Feb 17, 2025
Version 1
Quadrupole Non-Selective Pulse Width Optimization V.1
This protocol is a draft, published without a DOI.
- Alexander L. Paterson1
- 1National Magnetic Resonance Facility at Madison (NMRFAM), University of Wisconsin-Madison, Madison, WI, United States
Protocol Citation: Alexander L. Paterson 2025. Quadrupole Non-Selective Pulse Width Optimization. protocols.io https://protocols.io/view/quadrupole-non-selective-pulse-width-optimization-dzb972r6Version created by NMRFAM Facility
License: This is an open access protocol distributed under the terms of the Creative Commons Attribution License, which permits unrestricted use, distribution, and reproduction in any medium, provided the original author and source are credited
Protocol status: In development
We are still developing and optimizing this protocol. We intend to publish it in June 2025.
Created: January 13, 2025
Last Modified: February 17, 2025
Protocol Integer ID: 119905
Keywords: Materials Non-Selective Pulse Width Optimization: 23Na
Funders Acknowledgements:
National Science Foundation
Grant ID: 1946970
Abstract
Purpose
Calibration of non-selective 90° pulse width using a standard sample for a quadrupolar nucleus.
Scope
This protocol uses a standard sample with high sensitivity and low quadrupolar coupling constant. This can be a solid sample with negligible CQ (e.g., NaCl for 23Na) or a solution sample (e.g., 1 M NaCl for 23Na).
Guidelines
This SOP should be among the first executed when investigating a new sample.

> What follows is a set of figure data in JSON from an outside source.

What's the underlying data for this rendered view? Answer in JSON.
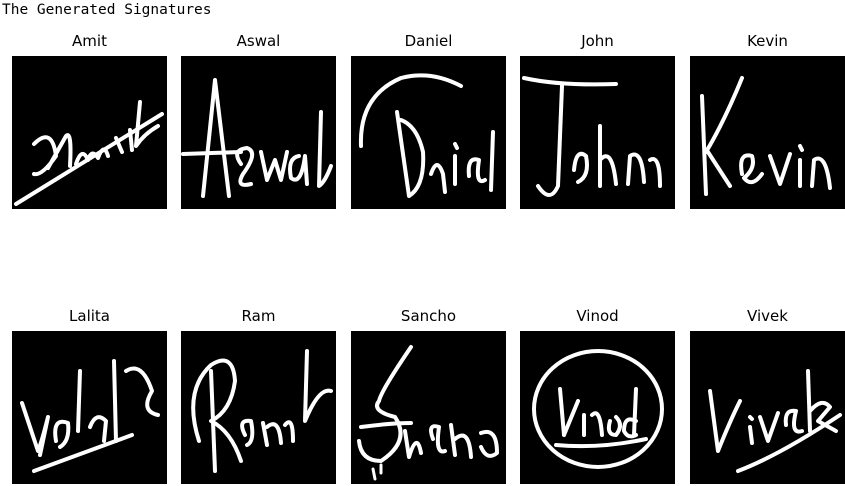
{
  "output_title": "The Generated Signatures",
  "signatures": [
    {
      "label": "Amit",
      "signature_text": "Amit"
    },
    {
      "label": "Aswal",
      "signature_text": "Aswal"
    },
    {
      "label": "Daniel",
      "signature_text": "Daniel"
    },
    {
      "label": "John",
      "signature_text": "John"
    },
    {
      "label": "Kevin",
      "signature_text": "Kevin"
    },
    {
      "label": "Lalita",
      "signature_text": "Lalita"
    },
    {
      "label": "Ram",
      "signature_text": "Ram"
    },
    {
      "label": "Sancho",
      "signature_text": "Sancho"
    },
    {
      "label": "Vinod",
      "signature_text": "Vinod"
    },
    {
      "label": "Vivek",
      "signature_text": "Vivek"
    }
  ]
}
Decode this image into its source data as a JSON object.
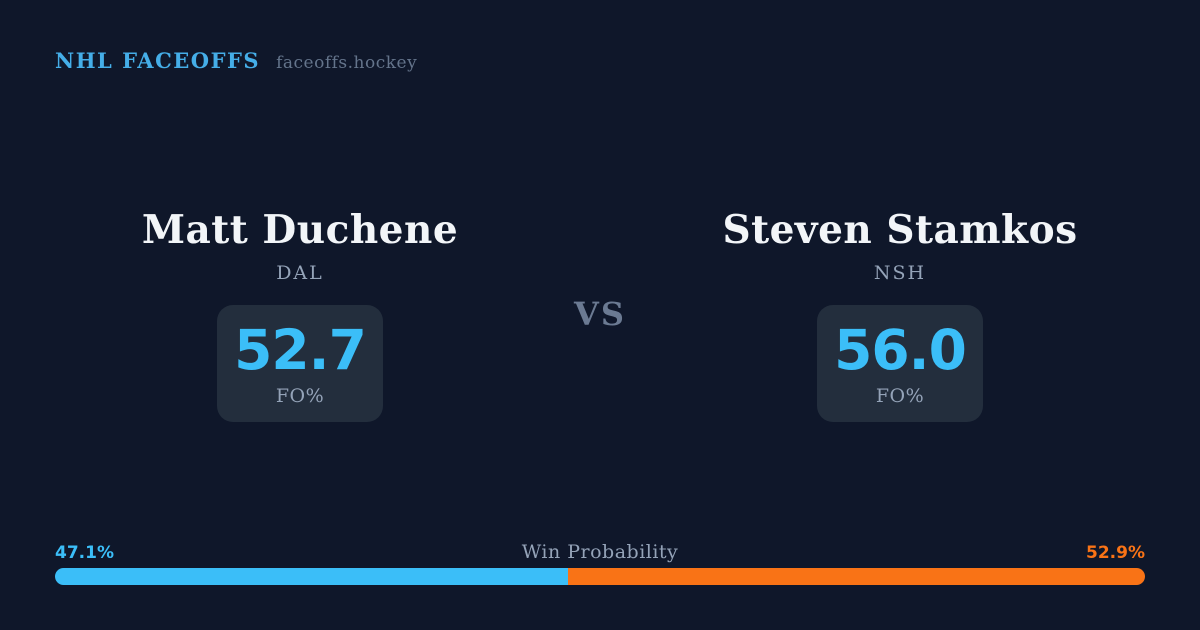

This SOP is written to the level of an experienced NMR spectroscopist who is unfamiliar with the acquisition of spectra from quadrupolar nuclei.
Calibration and validation of a central transition-selective pulse is outside the scope of this SOP; CT-selective pulses should be calibrated on the sample of interest using SOP Materials Central-Transition-Selective Pulse Width Optimization.
Materials
Definitions:
- CT: Central Transition
- CQ: Quadrupolar coupling constant
Appendix:
The 360° zero crossing is less reliable in half-integer quadrupoles than in spin-1/2 nuclei. The 180° zero crossing point is preferred.

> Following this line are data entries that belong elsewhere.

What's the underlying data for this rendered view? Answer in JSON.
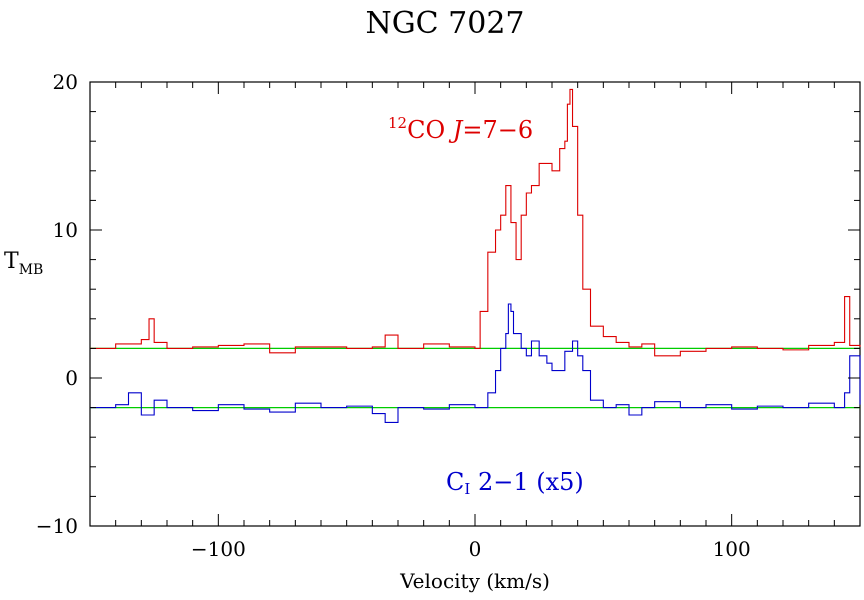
{
  "chart_data": {
    "type": "line",
    "title": "NGC 7027",
    "xlabel": "Velocity (km/s)",
    "ylabel": "T",
    "ylabel_sub": "MB",
    "xlim": [
      -150,
      150
    ],
    "ylim": [
      -10,
      20
    ],
    "xticks": [
      -100,
      0,
      100
    ],
    "yticks": [
      -10,
      0,
      10,
      20
    ],
    "baselines": [
      2,
      -2
    ],
    "baseline_color": "#00cc00",
    "series": [
      {
        "name_sup": "12",
        "name_main": "CO ",
        "name_italic": "J",
        "name_rest": "=7−6",
        "color": "#dd0000",
        "x": [
          -150,
          -140,
          -130,
          -127,
          -125,
          -120,
          -110,
          -100,
          -90,
          -80,
          -70,
          -60,
          -50,
          -40,
          -35,
          -30,
          -20,
          -10,
          0,
          2,
          5,
          8,
          10,
          12,
          14,
          16,
          18,
          20,
          22,
          25,
          28,
          30,
          33,
          35,
          36,
          37,
          38,
          40,
          42,
          45,
          50,
          55,
          60,
          65,
          70,
          80,
          90,
          100,
          110,
          120,
          130,
          140,
          144,
          146,
          150
        ],
        "values": [
          2,
          2.3,
          2.6,
          4,
          2.4,
          2.0,
          2.1,
          2.2,
          2.3,
          1.7,
          2.1,
          2.1,
          2.0,
          2.1,
          2.9,
          2.0,
          2.3,
          2.1,
          2.0,
          4.5,
          8.5,
          10.0,
          11.0,
          13.0,
          10.5,
          8.0,
          11.0,
          12.5,
          13.0,
          14.5,
          14.5,
          14.0,
          15.5,
          16.0,
          18.5,
          19.5,
          17.0,
          11.0,
          6.0,
          3.5,
          2.8,
          2.4,
          2.1,
          2.3,
          1.5,
          1.8,
          2.0,
          2.1,
          2.0,
          1.9,
          2.2,
          2.4,
          5.5,
          2.2,
          2.1
        ]
      },
      {
        "name_main": "C",
        "name_sub": "I",
        "name_rest": " 2−1 (x5)",
        "color": "#0000cc",
        "x": [
          -150,
          -140,
          -135,
          -130,
          -125,
          -120,
          -110,
          -100,
          -90,
          -80,
          -70,
          -60,
          -50,
          -40,
          -35,
          -30,
          -20,
          -10,
          0,
          5,
          8,
          10,
          12,
          13,
          14,
          15,
          18,
          20,
          22,
          25,
          28,
          30,
          35,
          38,
          40,
          42,
          45,
          50,
          55,
          60,
          65,
          70,
          80,
          90,
          100,
          110,
          120,
          130,
          140,
          144,
          146,
          150
        ],
        "values": [
          -2.0,
          -1.8,
          -1.0,
          -2.5,
          -1.5,
          -2.0,
          -2.2,
          -1.8,
          -2.1,
          -2.3,
          -1.7,
          -2.0,
          -1.9,
          -2.4,
          -3.0,
          -2.0,
          -2.1,
          -1.8,
          -2.0,
          -1.0,
          0.5,
          2.0,
          3.0,
          5.0,
          4.5,
          3.0,
          2.0,
          1.5,
          2.5,
          1.5,
          1.0,
          0.5,
          1.8,
          2.5,
          1.5,
          0.5,
          -1.5,
          -2.0,
          -1.8,
          -2.5,
          -2.0,
          -1.6,
          -2.0,
          -1.8,
          -2.1,
          -1.9,
          -2.0,
          -1.7,
          -2.0,
          -1.0,
          1.5,
          -1.8
        ]
      }
    ]
  }
}
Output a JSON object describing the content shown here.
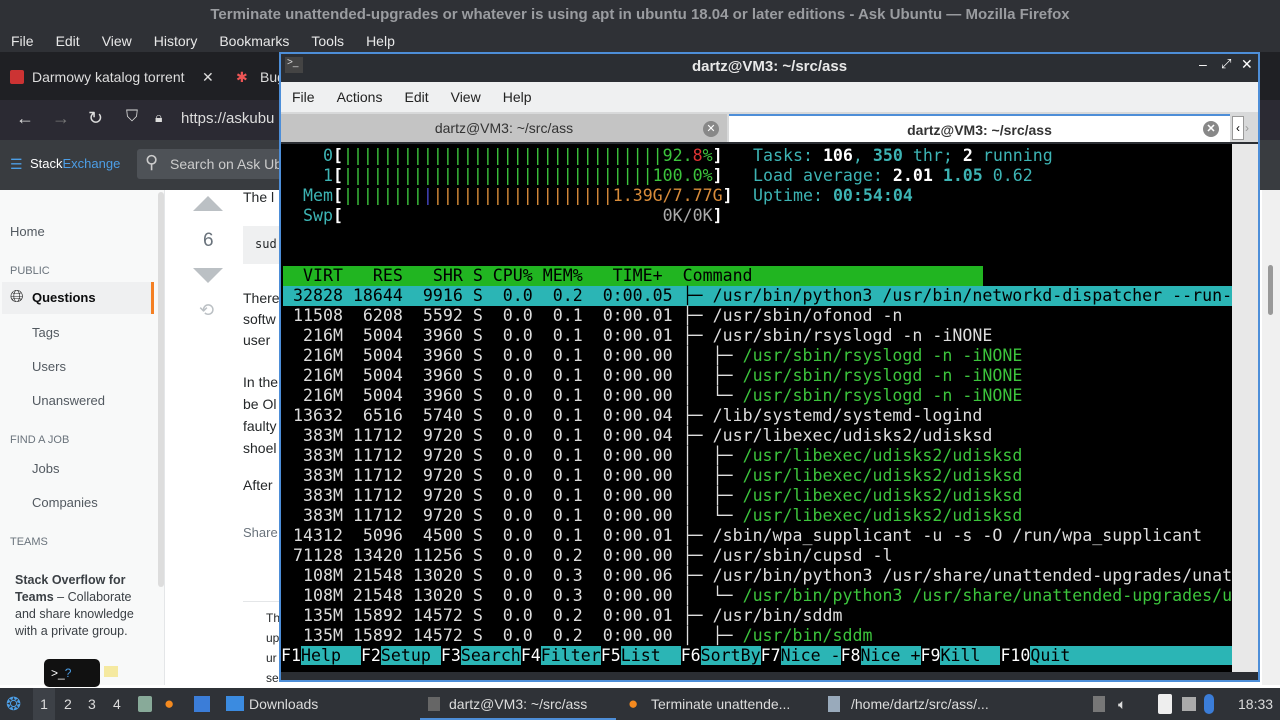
{
  "firefox": {
    "title": "Terminate unattended-upgrades or whatever is using apt in ubuntu 18.04 or later editions - Ask Ubuntu — Mozilla Firefox",
    "menu": [
      "File",
      "Edit",
      "View",
      "History",
      "Bookmarks",
      "Tools",
      "Help"
    ],
    "tabs": [
      "Darmowy katalog torrent",
      "Bug"
    ],
    "url": "https://askubu",
    "se_logo": "StackExchange",
    "search_placeholder": "Search on Ask Ubu"
  },
  "sidebar": {
    "home": "Home",
    "public": "PUBLIC",
    "questions": "Questions",
    "tags": "Tags",
    "users": "Users",
    "unanswered": "Unanswered",
    "find_job": "FIND A JOB",
    "jobs": "Jobs",
    "companies": "Companies",
    "teams": "TEAMS",
    "teams_bold1": "Stack Overflow for",
    "teams_bold2": "Teams",
    "teams_text": " – Collaborate and share knowledge with a private group."
  },
  "post": {
    "vote_count": "6",
    "lines": [
      "The l",
      "sud",
      "There",
      "softw",
      "user",
      "In the",
      "be Ol",
      "faulty",
      "shoel",
      "After",
      "Share",
      "Th",
      "up",
      "ur",
      "se"
    ]
  },
  "terminal": {
    "title": "dartz@VM3: ~/src/ass",
    "menu": [
      "File",
      "Actions",
      "Edit",
      "View",
      "Help"
    ],
    "tabs": [
      "dartz@VM3: ~/src/ass",
      "dartz@VM3: ~/src/ass"
    ],
    "active_tab": 1
  },
  "htop": {
    "cpu0": {
      "label": "0",
      "percent": 92.8,
      "text_a": "92.",
      "text_b": "8",
      "text_c": "%"
    },
    "cpu1": {
      "label": "1",
      "percent": 100.0,
      "text": "100.0%"
    },
    "mem": {
      "label": "Mem",
      "text": "1.39G/7.77G"
    },
    "swp": {
      "label": "Swp",
      "text": "0K/0K"
    },
    "tasks": {
      "label": "Tasks: ",
      "count": "106",
      "sep": ", ",
      "thr": "350",
      "thr_label": " thr; ",
      "running": "2",
      "running_label": " running"
    },
    "load": {
      "label": "Load average: ",
      "v1": "2.01",
      "v5": "1.05",
      "v15": "0.62"
    },
    "uptime": {
      "label": "Uptime: ",
      "value": "00:54:04"
    },
    "header": "  VIRT   RES   SHR S CPU% MEM%   TIME+  Command",
    "rows": [
      {
        "virt": "32828",
        "res": "18644",
        "shr": "9916",
        "s": "S",
        "cpu": "0.0",
        "mem": "0.2",
        "time": "0:00.05",
        "tree": "├─ ",
        "cmd": "/usr/bin/python3 /usr/bin/networkd-dispatcher --run-",
        "child": false,
        "selected": true
      },
      {
        "virt": "11508",
        "res": "6208",
        "shr": "5592",
        "s": "S",
        "cpu": "0.0",
        "mem": "0.1",
        "time": "0:00.01",
        "tree": "├─ ",
        "cmd": "/usr/sbin/ofonod -n",
        "child": false
      },
      {
        "virt": "216M",
        "res": "5004",
        "shr": "3960",
        "s": "S",
        "cpu": "0.0",
        "mem": "0.1",
        "time": "0:00.01",
        "tree": "├─ ",
        "cmd": "/usr/sbin/rsyslogd -n -iNONE",
        "child": false
      },
      {
        "virt": "216M",
        "res": "5004",
        "shr": "3960",
        "s": "S",
        "cpu": "0.0",
        "mem": "0.1",
        "time": "0:00.00",
        "tree": "│  ├─ ",
        "cmd": "/usr/sbin/rsyslogd -n -iNONE",
        "child": true
      },
      {
        "virt": "216M",
        "res": "5004",
        "shr": "3960",
        "s": "S",
        "cpu": "0.0",
        "mem": "0.1",
        "time": "0:00.00",
        "tree": "│  ├─ ",
        "cmd": "/usr/sbin/rsyslogd -n -iNONE",
        "child": true
      },
      {
        "virt": "216M",
        "res": "5004",
        "shr": "3960",
        "s": "S",
        "cpu": "0.0",
        "mem": "0.1",
        "time": "0:00.00",
        "tree": "│  └─ ",
        "cmd": "/usr/sbin/rsyslogd -n -iNONE",
        "child": true
      },
      {
        "virt": "13632",
        "res": "6516",
        "shr": "5740",
        "s": "S",
        "cpu": "0.0",
        "mem": "0.1",
        "time": "0:00.04",
        "tree": "├─ ",
        "cmd": "/lib/systemd/systemd-logind",
        "child": false
      },
      {
        "virt": "383M",
        "res": "11712",
        "shr": "9720",
        "s": "S",
        "cpu": "0.0",
        "mem": "0.1",
        "time": "0:00.04",
        "tree": "├─ ",
        "cmd": "/usr/libexec/udisks2/udisksd",
        "child": false
      },
      {
        "virt": "383M",
        "res": "11712",
        "shr": "9720",
        "s": "S",
        "cpu": "0.0",
        "mem": "0.1",
        "time": "0:00.00",
        "tree": "│  ├─ ",
        "cmd": "/usr/libexec/udisks2/udisksd",
        "child": true
      },
      {
        "virt": "383M",
        "res": "11712",
        "shr": "9720",
        "s": "S",
        "cpu": "0.0",
        "mem": "0.1",
        "time": "0:00.00",
        "tree": "│  ├─ ",
        "cmd": "/usr/libexec/udisks2/udisksd",
        "child": true
      },
      {
        "virt": "383M",
        "res": "11712",
        "shr": "9720",
        "s": "S",
        "cpu": "0.0",
        "mem": "0.1",
        "time": "0:00.00",
        "tree": "│  ├─ ",
        "cmd": "/usr/libexec/udisks2/udisksd",
        "child": true
      },
      {
        "virt": "383M",
        "res": "11712",
        "shr": "9720",
        "s": "S",
        "cpu": "0.0",
        "mem": "0.1",
        "time": "0:00.00",
        "tree": "│  └─ ",
        "cmd": "/usr/libexec/udisks2/udisksd",
        "child": true
      },
      {
        "virt": "14312",
        "res": "5096",
        "shr": "4500",
        "s": "S",
        "cpu": "0.0",
        "mem": "0.1",
        "time": "0:00.01",
        "tree": "├─ ",
        "cmd": "/sbin/wpa_supplicant -u -s -O /run/wpa_supplicant",
        "child": false
      },
      {
        "virt": "71128",
        "res": "13420",
        "shr": "11256",
        "s": "S",
        "cpu": "0.0",
        "mem": "0.2",
        "time": "0:00.00",
        "tree": "├─ ",
        "cmd": "/usr/sbin/cupsd -l",
        "child": false
      },
      {
        "virt": "108M",
        "res": "21548",
        "shr": "13020",
        "s": "S",
        "cpu": "0.0",
        "mem": "0.3",
        "time": "0:00.06",
        "tree": "├─ ",
        "cmd": "/usr/bin/python3 /usr/share/unattended-upgrades/unat",
        "child": false
      },
      {
        "virt": "108M",
        "res": "21548",
        "shr": "13020",
        "s": "S",
        "cpu": "0.0",
        "mem": "0.3",
        "time": "0:00.00",
        "tree": "│  └─ ",
        "cmd": "/usr/bin/python3 /usr/share/unattended-upgrades/u",
        "child": true
      },
      {
        "virt": "135M",
        "res": "15892",
        "shr": "14572",
        "s": "S",
        "cpu": "0.0",
        "mem": "0.2",
        "time": "0:00.01",
        "tree": "├─ ",
        "cmd": "/usr/bin/sddm",
        "child": false
      },
      {
        "virt": "135M",
        "res": "15892",
        "shr": "14572",
        "s": "S",
        "cpu": "0.0",
        "mem": "0.2",
        "time": "0:00.00",
        "tree": "│  ├─ ",
        "cmd": "/usr/bin/sddm",
        "child": true
      }
    ],
    "fkeys": [
      {
        "k": "F1",
        "l": "Help  "
      },
      {
        "k": "F2",
        "l": "Setup "
      },
      {
        "k": "F3",
        "l": "Search"
      },
      {
        "k": "F4",
        "l": "Filter"
      },
      {
        "k": "F5",
        "l": "List  "
      },
      {
        "k": "F6",
        "l": "SortBy"
      },
      {
        "k": "F7",
        "l": "Nice -"
      },
      {
        "k": "F8",
        "l": "Nice +"
      },
      {
        "k": "F9",
        "l": "Kill  "
      },
      {
        "k": "F10",
        "l": "Quit"
      }
    ]
  },
  "taskbar": {
    "workspaces": [
      "1",
      "2",
      "3",
      "4"
    ],
    "items": [
      "Downloads",
      "dartz@VM3: ~/src/ass",
      "Terminate unattende...",
      "/home/dartz/src/ass/..."
    ],
    "clock": "18:33"
  },
  "colors": {
    "accent": "#4d8ed8",
    "htop_green": "#3cc43c",
    "htop_cyan": "#2bb5b5",
    "so_orange": "#f48024"
  }
}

The nutation curve of will be non-sinusoidal if the relaxation delay d1 is too short; however, the 180° zero crossing should be reliable regardless of precise relaxation time.
Safety warnings
User should be familiar with the power limitations and duty cycle of the probe being used.
Before start
This protocol is intended for a high-symmetry standard sample with low CQ, such as NaCl for 23Na. A 1 M solution of an appropriate salt can also be used.
Probe must be well-tuned and well-matched.
SOP written for Bruker spectrometers.
Expected completion time: <1 hour
Procedure
Procedure
Open a new experiment window and load the zg pulse sequence.
Load previously known good pulse length p1 and pulse power plw1.
Note
If previously known good values aren't available, a reasonable starting point is a 1 μs pulse using a power level from a nearby nucleus, e.g. 13C and 23Na.
Safety information
If there is no information at all on previously known pulse lengths and powers in this frequency range, consult the local expert responsible for the probe being used. If you are that expert and need guidance, consult with the probe vendor.
Acquire an initial spectrum and ensure that there is adequate signal. If signal is inadequate, increase the number of scans and repeat this step.
Open a popt window.
Array pulse width p1 from 1.0 μs to 8 μs in steps of 0.5 μs. There should be 15 experiments.
Run the popt and observe the nutation curve.
Determine the 90° pulse length by finding the pulse length corresponding to the 180° zero crossing point and dividing it by 2.
If a more accurate determination is required, popt can be run again with revised start, end, and step values.
Set p1 to this value.
If a particular radiofrequency power is desired, use the pulse au program to estimate the amplifier power required and optimize the pulse power plw1 using popt.
Confirm the pulse power limitations of the probe prior to optimizing plw1 and ensure that the optimization routine will not allow for the power limit to be exceeded.
Repeat this protocol until the pulse length and power are optimized to the level required.
Protocol references
Wasylishen, R. E.; Ashbrook, S. E.; Wimperis, S. NMR of Quadrupolar Nuclei in Solid Materials; WILEY, 2012-08-07.